Ehe der Tag graute, standen wir auf, machten Licht, kleideten uns vollständig an, richteten all unsere Dinge zurecht, bereiteten ein Frühmahl, verzehrten es und traten unsern Weg an. Die Echernspitze stand fast schwarz im Süden, wir konnten sie deutlich in die blasse Luft über dem Haustein, der uns noch unsere Eisfelder deckte, empor ragen sehen. Der Tag war wieder ganz heiter. Obgleich es noch nicht licht war, durften wir eine Verirrung nicht fürchten, denn wir mußten geraume Zeit zwischen Felsen empor gehen, die unsere Richtung von beiden Seiten begrenzten und uns nicht abweichen ließen. Wir legten, weil der Schnee in diesen Rinnen sich angehäuft hatte, unsere Schneereife an und gingen in der ungewissen Dämmerung vorwärts. Nach etwas mehr als einer Stunde Wanderung kamen wir auf die Höhe hinaus, wo die Gegend sich wieder öffnet und gegen Osten weite Felder hinziehen. Diese biegen, nachdem sie sich ziemlich hoch erhoben, gegen Süden um einen Fels herum und lassen dann den Eisstock erblicken, zu dem wir wollten. Dieser drückt mit großer Macht von Süden gegen Norden herab und hat zu seiner südlichen Begrenzung die Echernspitze. Auf den erklommenen Feldern war es schon ganz licht; allein die Berge, welche wir am östlichen Rande derselben unter uns und weit draußen erblicken sollten, waren nicht zu sehen, sondern am Rande der mit Schnee bedeckten Felder setzte sich eine Farbe, die nur ein klein wenig von der Schneefarbe verschieden war, fast ins Unermeßliche fort, die des Nebels. Er hatte seit gestern noch mehr überhand genommen und begrenzte unsere Höhe als Insel. Kaspar wollte erschrecken. Ich aber machte ihn aufmerksam, daß der Himmel über uns ganz heiter sei, daß dieser Nebel von jenem sehr verschieden sei, der bei dem Beginne des Regen- oder Schneewetters zuerst die Spitzen der Berge in Gestalt von Wolken einhüllt, sich dann immer tiefer, oft bis zur Hälfte der Berge, hinabzieht und den Wanderern so fürchterlich ist; unser Nebel sei kein Hochnebel, sondern ein Tiefnebel, der die Bergspitzen, auf denen das Verirren so schrecklich sei, freilasse und der beim Höhersteigen der Sonne verschwinden werde. Im schlimmsten Falle, wenn er auch bliebe, sei er nur eine wagrechte Schichte, die nicht höher stehe, als wo der schwarze Stein liegt. Von dort hinab aber ist uns der Weg sehr bekannt, wir müssen unsere eigenen Fußstapfen finden und können an ihnen abwärts gehen. Kaspar, welcher mit dem Gebirgsleben sehr vertraut war, sah meine Gründe ein und war beruhigt.

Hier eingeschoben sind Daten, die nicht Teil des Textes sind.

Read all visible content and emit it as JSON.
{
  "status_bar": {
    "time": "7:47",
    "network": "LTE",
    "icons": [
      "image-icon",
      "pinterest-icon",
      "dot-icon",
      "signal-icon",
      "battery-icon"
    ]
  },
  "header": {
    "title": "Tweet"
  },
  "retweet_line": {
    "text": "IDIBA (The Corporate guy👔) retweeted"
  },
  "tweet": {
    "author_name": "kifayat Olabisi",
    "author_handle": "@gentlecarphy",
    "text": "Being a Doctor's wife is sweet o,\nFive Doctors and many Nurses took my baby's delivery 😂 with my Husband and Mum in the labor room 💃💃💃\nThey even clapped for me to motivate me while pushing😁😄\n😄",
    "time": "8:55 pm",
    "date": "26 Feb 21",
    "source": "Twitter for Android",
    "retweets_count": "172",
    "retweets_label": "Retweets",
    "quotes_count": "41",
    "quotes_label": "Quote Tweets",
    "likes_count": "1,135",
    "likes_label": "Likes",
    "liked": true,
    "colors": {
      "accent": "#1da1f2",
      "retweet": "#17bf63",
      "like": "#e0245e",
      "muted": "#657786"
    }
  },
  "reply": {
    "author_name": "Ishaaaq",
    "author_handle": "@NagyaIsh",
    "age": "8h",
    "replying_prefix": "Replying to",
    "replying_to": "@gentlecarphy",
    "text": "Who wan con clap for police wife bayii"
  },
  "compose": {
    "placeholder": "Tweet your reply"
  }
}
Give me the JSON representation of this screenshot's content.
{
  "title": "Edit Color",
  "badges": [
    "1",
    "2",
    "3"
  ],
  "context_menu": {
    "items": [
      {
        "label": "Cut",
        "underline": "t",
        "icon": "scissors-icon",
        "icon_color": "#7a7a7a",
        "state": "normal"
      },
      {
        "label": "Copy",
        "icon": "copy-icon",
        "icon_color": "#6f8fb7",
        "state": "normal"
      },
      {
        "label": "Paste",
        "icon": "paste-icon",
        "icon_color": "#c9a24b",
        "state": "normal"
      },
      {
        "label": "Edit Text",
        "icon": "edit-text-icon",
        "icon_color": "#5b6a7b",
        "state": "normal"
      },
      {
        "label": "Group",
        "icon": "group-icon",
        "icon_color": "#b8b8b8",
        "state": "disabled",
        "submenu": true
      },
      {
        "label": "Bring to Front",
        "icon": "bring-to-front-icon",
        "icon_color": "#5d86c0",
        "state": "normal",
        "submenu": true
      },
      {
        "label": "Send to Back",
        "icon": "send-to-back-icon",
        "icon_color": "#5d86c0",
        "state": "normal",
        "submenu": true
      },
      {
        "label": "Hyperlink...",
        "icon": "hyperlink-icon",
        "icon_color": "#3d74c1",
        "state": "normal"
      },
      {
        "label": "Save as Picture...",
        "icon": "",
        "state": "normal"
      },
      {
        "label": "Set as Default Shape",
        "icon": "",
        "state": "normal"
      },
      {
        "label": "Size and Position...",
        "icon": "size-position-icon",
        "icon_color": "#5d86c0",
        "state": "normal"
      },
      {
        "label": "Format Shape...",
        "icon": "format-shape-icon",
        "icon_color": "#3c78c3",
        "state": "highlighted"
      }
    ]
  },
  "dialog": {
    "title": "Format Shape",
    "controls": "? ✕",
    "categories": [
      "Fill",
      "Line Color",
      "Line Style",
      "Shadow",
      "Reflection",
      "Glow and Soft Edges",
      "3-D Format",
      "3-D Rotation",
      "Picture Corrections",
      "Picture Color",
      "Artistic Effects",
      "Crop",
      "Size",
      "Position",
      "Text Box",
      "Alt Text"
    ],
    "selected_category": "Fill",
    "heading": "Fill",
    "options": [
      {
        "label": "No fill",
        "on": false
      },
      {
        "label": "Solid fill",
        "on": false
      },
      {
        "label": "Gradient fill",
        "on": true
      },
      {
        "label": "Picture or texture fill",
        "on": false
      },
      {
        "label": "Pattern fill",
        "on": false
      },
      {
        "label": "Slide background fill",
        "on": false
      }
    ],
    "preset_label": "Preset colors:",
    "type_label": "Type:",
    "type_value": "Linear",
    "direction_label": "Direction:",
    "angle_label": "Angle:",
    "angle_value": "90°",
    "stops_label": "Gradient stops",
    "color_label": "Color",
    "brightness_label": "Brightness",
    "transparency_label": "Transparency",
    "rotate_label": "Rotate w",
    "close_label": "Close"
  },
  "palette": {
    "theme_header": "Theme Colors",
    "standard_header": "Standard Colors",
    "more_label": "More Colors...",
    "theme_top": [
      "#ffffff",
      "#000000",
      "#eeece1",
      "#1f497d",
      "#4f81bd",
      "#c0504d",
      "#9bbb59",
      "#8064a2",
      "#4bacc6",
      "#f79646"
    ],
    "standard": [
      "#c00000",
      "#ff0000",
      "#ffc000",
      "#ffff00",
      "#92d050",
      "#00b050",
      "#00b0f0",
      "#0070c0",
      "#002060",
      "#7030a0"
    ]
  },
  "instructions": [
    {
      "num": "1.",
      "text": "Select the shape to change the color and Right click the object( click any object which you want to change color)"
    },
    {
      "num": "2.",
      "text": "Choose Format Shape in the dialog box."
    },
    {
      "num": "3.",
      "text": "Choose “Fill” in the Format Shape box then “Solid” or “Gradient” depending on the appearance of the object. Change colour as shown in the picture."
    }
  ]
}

Während wir standen und sprachen, fing sich an einer Stelle der Nebel im Osten zu lichten an, die Schneefelder verfärbten sich zu einer schöneren und anmutigeren Farbe, als das Bleigrau war, mit dem sie bisher bedeckt gewesen waren, und in der lichten Stelle des Nebels begann ein Punkt zu glühen, der immer größer wurde und endlich in der Größe eines Tellers schweben blieb, zwar trübrot, aber so innig glimmend wie der feurigste Rubin. Die Sonne war es, die die niederen Berge überwunden hatte und den Nebel durchbrannte. Immer rötlicher wurde der Schnee, immer deutlicher, fast grünlich seine Schatten, die hohen Felsen zu unserer Rechten, die im Westen standen, spürten auch die sich nähernde Leuchte und röteten sich. Sonst war nichts zu sehen als der ungeheure, dunkle, ganz heitere Himmel über uns, und in der einfachen großen Fläche, die die Natur hieher gelegt hatte, standen nur die zwei Menschen, die da winzig genug sein mußten. Der Nebel fing endlich an seiner äußersten Grenze zu leuchten an wie geschmolzenes Metall, der Himmel lichtete sich und die Sonne quoll wie blitzendes Erz aus ihrer Umhüllung empor. Die Lichter schossen plötzlich über den Schnee zu unsern Füßen und fingen sich an den Felsen. Der freudige Tag war da.